FDA questions data for J&J ovarian cancer drug

WASHINGTON — Food and Drug Administration scientists are questioning whether study results are reliable enough to warrant approval for a new cancer drug from Johnson & Johnson.

J&J's Ortho Biotech unit has asked the FDA to approve the injectable drug Yondelis for women with recurring ovarian cancer. It would be used in combination with the company's cancer drug Doxil.

But regulators said in briefing documents posted online Monday that they are concerned the company's results may not be reliable due to inconsistent interpretations of the data. While the drug appears to slow the progression of cancer, it also carries higher rates of toxic side effects.

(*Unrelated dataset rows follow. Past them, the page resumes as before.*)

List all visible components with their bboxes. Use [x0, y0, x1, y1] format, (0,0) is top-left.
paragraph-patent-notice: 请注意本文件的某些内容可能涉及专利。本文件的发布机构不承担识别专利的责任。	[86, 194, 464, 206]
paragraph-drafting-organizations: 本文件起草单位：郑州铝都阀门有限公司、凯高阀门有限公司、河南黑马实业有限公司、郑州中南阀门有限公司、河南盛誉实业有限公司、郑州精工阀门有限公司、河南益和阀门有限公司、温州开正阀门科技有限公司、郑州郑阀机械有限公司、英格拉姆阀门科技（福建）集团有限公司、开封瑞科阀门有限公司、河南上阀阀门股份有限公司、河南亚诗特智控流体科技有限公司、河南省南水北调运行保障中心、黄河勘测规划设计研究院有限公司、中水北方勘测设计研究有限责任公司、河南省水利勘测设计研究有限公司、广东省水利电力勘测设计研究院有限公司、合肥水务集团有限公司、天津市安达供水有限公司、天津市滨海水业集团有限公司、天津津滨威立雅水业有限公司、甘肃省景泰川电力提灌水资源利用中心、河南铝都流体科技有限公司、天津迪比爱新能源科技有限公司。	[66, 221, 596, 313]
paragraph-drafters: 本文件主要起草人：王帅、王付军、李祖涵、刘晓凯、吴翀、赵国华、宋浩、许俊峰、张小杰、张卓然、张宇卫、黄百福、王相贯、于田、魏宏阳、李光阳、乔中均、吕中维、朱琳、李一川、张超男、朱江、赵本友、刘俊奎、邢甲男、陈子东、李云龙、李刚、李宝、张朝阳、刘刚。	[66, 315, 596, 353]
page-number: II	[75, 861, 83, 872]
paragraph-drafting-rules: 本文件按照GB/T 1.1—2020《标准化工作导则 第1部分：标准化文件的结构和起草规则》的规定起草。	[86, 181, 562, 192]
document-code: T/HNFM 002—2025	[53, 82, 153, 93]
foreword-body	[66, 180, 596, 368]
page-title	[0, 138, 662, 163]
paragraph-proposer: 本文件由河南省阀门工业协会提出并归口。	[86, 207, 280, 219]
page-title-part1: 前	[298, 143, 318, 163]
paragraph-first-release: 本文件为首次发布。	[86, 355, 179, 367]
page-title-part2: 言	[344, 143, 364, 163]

J&J's study relies on imaging scans designed to show a halt in progression of the cancer. But experts hired to assess the images disagreed on what they showed 39 percent of the time, according to the FDA.

Drug developers routinely measure the amount of time it takes cancer to progress to prove the effectiveness of their drugs. But the FDA said the disagreement over the company's results, "raises the question whether 'progression-free survival' could be reliably assessed in this clinical trial."

The FDA said it would ask its outside panel of cancer experts to weigh in on the accuracy, reliability and relevance of the company's findings. The agency often follows the advice of the panel — which will meet Wednesday — though it is not required to.

J&J studied the drug in 673 women whose cancer returned after treatment with chemotherapy drugs.

Patients taking Yondelis and Doxil together lived an average of 7.3 months without seeing their cancer progress, compared with 5.8 months for those taking Doxil alone. The FDA plans to ask its outside experts whether that six-week benefit is significant enough to outweigh Yondelis' risks.

Patients taking Yondelis were more likely to have blood toxicity, anemia and heart problems, according to the FDA's review.

Given the potential side effects and lingering questions about the drug's effectiveness, the FDA plans to ask its experts whether it should wait for more data on survival rates before making a decision on the drug.

More than 15,000 women in the U.S. died from ovarian cancer last year, according to the National Cancer Institute. Less than half of patients diagnosed with the cancer live beyond five years.

"We believe these therapies may provide important new treatment options for patients by addressing serious unmet medical needs," J&J spokeswoman Lisa Vaga said in a statement.

Ortho Biotech developed Yondelis in cooperation with Spanish drugmaker PharmaMar, which holds marketing rights in Europe and Japan. Ortho Biotech holds rights for the rest of the world. The drug is a manmade version of a chemical found in the tunicate, a saclike underwater animal found in the Caribbean.